I sat down to write a piece on one of the more serious and pressing topics around data governance – the challenges of adoption and organizational resistance to change. When I did so, I got very serious and began to choose my words very carefully and solicited the feedback from several others to make sure that I got it my message right. After several iterations, I barely recognized the piece. Then it hit me! I got caught in the trap. I was chasing “quality for the sake of quality” and did not take into account the proper context and the desired outcome of the process. How could I have made such a rookie mistake?

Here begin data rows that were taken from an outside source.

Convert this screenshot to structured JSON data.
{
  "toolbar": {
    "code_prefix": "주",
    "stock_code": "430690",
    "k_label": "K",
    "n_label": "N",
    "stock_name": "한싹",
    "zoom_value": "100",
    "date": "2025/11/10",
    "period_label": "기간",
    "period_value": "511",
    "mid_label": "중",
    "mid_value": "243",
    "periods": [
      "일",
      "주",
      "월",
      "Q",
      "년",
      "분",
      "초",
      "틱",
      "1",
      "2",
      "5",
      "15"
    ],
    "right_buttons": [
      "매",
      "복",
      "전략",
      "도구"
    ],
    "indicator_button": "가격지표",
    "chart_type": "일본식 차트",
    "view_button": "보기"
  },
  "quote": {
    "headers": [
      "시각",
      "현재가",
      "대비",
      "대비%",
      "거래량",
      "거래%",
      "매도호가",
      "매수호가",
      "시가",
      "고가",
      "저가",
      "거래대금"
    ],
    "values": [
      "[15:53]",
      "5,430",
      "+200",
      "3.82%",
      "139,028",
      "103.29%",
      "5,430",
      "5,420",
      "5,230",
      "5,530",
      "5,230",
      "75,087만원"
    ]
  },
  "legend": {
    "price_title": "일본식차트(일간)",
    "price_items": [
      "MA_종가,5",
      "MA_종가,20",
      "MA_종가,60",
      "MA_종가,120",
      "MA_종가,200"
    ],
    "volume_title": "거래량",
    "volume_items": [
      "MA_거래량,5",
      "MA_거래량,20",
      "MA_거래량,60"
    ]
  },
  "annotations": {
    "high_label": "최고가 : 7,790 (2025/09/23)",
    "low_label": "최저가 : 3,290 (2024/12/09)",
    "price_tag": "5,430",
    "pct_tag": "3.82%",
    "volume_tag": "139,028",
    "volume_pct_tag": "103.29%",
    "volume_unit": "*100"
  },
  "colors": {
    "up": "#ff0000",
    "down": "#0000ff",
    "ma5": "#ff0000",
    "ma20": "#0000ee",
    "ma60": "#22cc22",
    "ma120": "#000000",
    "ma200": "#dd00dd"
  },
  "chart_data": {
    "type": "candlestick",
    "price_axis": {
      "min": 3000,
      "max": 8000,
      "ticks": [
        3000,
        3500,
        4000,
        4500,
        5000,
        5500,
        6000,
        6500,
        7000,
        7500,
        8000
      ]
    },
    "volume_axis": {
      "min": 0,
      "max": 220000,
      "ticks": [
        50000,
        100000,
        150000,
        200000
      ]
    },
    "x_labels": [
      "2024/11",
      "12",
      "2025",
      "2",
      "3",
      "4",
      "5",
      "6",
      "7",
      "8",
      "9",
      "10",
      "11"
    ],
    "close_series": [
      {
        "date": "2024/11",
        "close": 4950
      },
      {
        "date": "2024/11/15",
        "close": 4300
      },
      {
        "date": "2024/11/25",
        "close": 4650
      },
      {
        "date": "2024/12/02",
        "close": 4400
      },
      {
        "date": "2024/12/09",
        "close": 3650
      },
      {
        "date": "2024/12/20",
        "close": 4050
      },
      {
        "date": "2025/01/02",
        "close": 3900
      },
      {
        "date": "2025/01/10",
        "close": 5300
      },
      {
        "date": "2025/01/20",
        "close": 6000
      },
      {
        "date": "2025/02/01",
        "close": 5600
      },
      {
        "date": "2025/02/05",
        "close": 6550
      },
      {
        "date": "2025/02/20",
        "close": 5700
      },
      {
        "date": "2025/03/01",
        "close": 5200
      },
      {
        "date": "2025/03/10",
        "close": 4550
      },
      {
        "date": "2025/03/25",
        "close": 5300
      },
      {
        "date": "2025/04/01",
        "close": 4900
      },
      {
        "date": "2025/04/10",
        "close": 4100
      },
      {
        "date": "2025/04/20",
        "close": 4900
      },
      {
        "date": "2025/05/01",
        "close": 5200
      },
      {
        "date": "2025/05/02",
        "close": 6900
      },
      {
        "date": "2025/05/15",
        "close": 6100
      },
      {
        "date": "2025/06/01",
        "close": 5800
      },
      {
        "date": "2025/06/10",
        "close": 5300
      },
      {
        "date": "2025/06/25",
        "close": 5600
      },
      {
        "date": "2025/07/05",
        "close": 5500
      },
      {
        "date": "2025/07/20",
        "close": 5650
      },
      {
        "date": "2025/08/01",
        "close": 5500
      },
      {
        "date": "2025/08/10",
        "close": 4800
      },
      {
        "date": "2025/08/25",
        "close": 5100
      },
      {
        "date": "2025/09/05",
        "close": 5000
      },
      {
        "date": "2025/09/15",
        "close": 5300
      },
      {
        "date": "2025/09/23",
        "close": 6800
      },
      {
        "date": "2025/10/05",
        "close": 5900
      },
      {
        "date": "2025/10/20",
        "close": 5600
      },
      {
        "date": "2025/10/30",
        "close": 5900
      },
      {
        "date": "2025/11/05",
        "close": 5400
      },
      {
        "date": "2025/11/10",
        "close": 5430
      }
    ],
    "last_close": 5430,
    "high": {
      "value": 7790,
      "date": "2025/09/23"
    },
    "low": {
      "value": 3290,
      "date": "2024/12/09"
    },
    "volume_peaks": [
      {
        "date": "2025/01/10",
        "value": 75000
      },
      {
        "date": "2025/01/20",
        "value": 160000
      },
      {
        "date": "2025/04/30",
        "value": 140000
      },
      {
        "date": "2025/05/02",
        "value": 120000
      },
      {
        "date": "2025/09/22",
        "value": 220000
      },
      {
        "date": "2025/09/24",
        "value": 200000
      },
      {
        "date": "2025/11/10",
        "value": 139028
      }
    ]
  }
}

What resulted was a very articulate piece (you’ll have to take my word on that) which was way too long, used lots of words from a thesaurus and took way too much time to produce. It was very high quality, I can assure you – but to what end? As is evident by this post, the original piece isn’t producing any value as it hasn’t been shared. I burned many of my own business cycles and those of several others which have turned out to be non-value-add activities. Over-engineering, quality standards that are too restrictive (self-imposed in this case), rules that go far beyond “fit-for-purpose” of data; this was a classic case of not thinking through the process and the desired outcomes before setting out to achieve them. In today’s dynamic business world, perhaps Lexus can commit to the “relentless pursuit of perfection”. The rest of us need to meet immediate deadlines in an ever changing world while competitors are trying to grab up what’s left of a limited market.

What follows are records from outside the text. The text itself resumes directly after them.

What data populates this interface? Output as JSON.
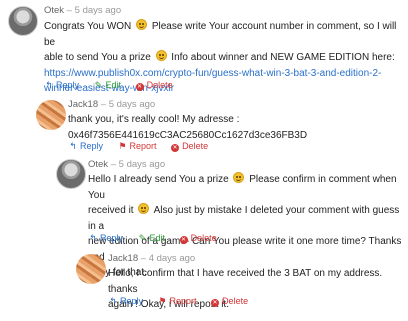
{
  "comments": [
    {
      "author": "Otek",
      "time": "5 days ago",
      "lines": [
        [
          "Congrats You WON ",
          ":emoji:",
          " Please write Your account number in comment, so I will be"
        ],
        [
          "able to send You a prize ",
          ":emoji:",
          " Info about winner and NEW GAME EDITION here:"
        ]
      ],
      "link_line1": "https://www.publish0x.com/crypto-fun/guess-what-win-3-bat-3-and-edition-2-",
      "link_line2": "winner-easiest-way-win-xjvxlr",
      "actions": [
        "Reply",
        "Edit",
        "Delete"
      ]
    },
    {
      "author": "Jack18",
      "time": "5 days ago",
      "line1": "thank you, it's really cool! My adresse :",
      "line2": "0x46f7356E441619cC3AC25680Cc1627d3ce36FB3D",
      "actions": [
        "Reply",
        "Report",
        "Delete"
      ]
    },
    {
      "author": "Otek",
      "time": "5 days ago",
      "line1a": "Hello I already send You a prize ",
      "line1b": " Please confirm in comment when You",
      "line2a": "received it ",
      "line2b": " Also just by mistake I deleted your comment with guess in a",
      "line3": "new edition of a game- Can You please write it one more time? Thanks and",
      "line4": "sorry for that.",
      "actions": [
        "Reply",
        "Edit",
        "Delete"
      ]
    },
    {
      "author": "Jack18",
      "time": "4 days ago",
      "line1": "Hello, I confirm that I have received the 3 BAT on my address. thanks",
      "line2": "again ! Okay, i will repost it.",
      "actions": [
        "Reply",
        "Report",
        "Delete"
      ]
    }
  ]
}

At least I can take solace in knowing that I am not alone in this. I’ve had the opportunity to speak to many data governance practitioners that have gotten caught up in this same wave of exuberance. Once given the directive to “govern data as a corporate asset”, a flurry of activity kicks off. A wave of data policies and rules begin to be produced and we’re off and “doing data governance”. Of course in retrospect we end up with a set of rules – some too restrictive, some not restrictive enough. A set of policies which may be poorly documented, or perhaps well-documented but poorly communicated. And, we end up with a set of processes that few will follow making adoption of the data governance program challenging to say the least.
Programs must set realistic objectives and understand the purpose of data policies. What are we trying to achieve? What level of access or degree of quality is actually required to meet business requirements? What is the effort and associated cost to achieve these levels? These among other questions must be answered before we can start “doing data governance”.

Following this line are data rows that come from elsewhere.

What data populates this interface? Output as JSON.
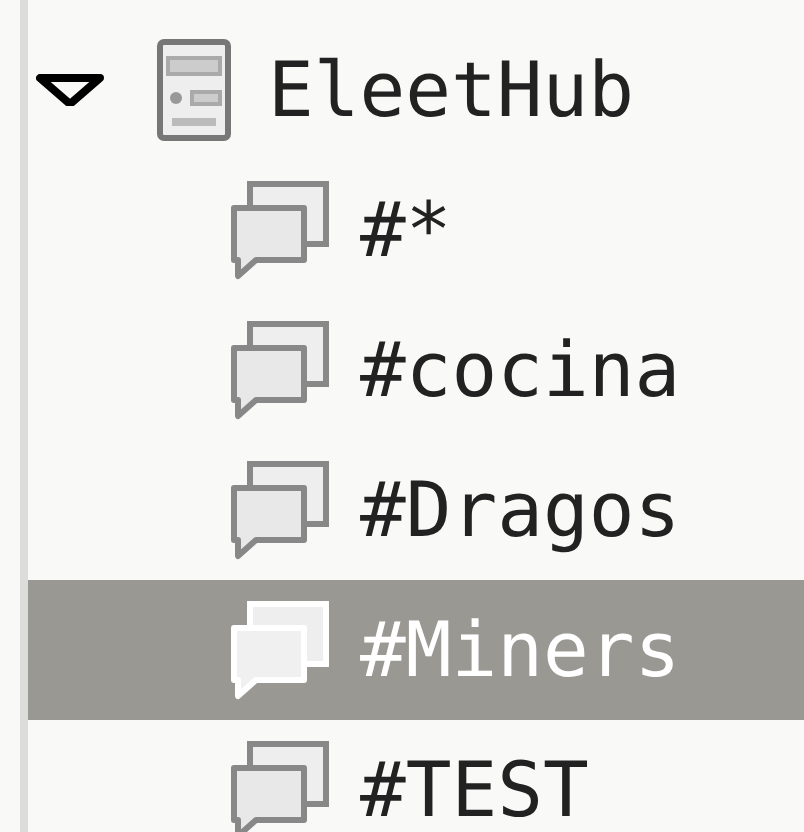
{
  "tree": [
    {
      "label": "EleetHub",
      "kind": "server",
      "expanded": true,
      "selected": false,
      "children": [
        {
          "label": "#*",
          "kind": "channel",
          "selected": false
        },
        {
          "label": "#cocina",
          "kind": "channel",
          "selected": false
        },
        {
          "label": "#Dragos",
          "kind": "channel",
          "selected": false
        },
        {
          "label": "#Miners",
          "kind": "channel",
          "selected": true
        },
        {
          "label": "#TEST",
          "kind": "channel",
          "selected": false
        }
      ]
    }
  ]
}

The other trap that we get caught in is the trap of cultural roadblocks. In the case of this posting, I was forcing a more formal and structured approach to writing than is my norm. I assure you, it was met with great internal resistance. And, look at the result. The process broke down, the “data” produced was not “fit for purpose” and I resorted to a style that was more suited to my culture (a previously known state or historical process). No motivation, aside from “quality for the sake of quality”, existed for me to follow the other path, so I did what anyone in my shoes would do and reverted to my comfort zone. Sound familiar? This is precisely what happens when data governance programs are imposed on organizations rather than being ingrained into the culture of the organization.
In my next blog post, I’ll address the topic of cultural roadblocks and how to drive past them to ensure an effective and sustainable data governance program. It will be of sufficient quality to meet my writing objectives and using a process with which I am comfortable and is fully ingrained into the fabric of my culture.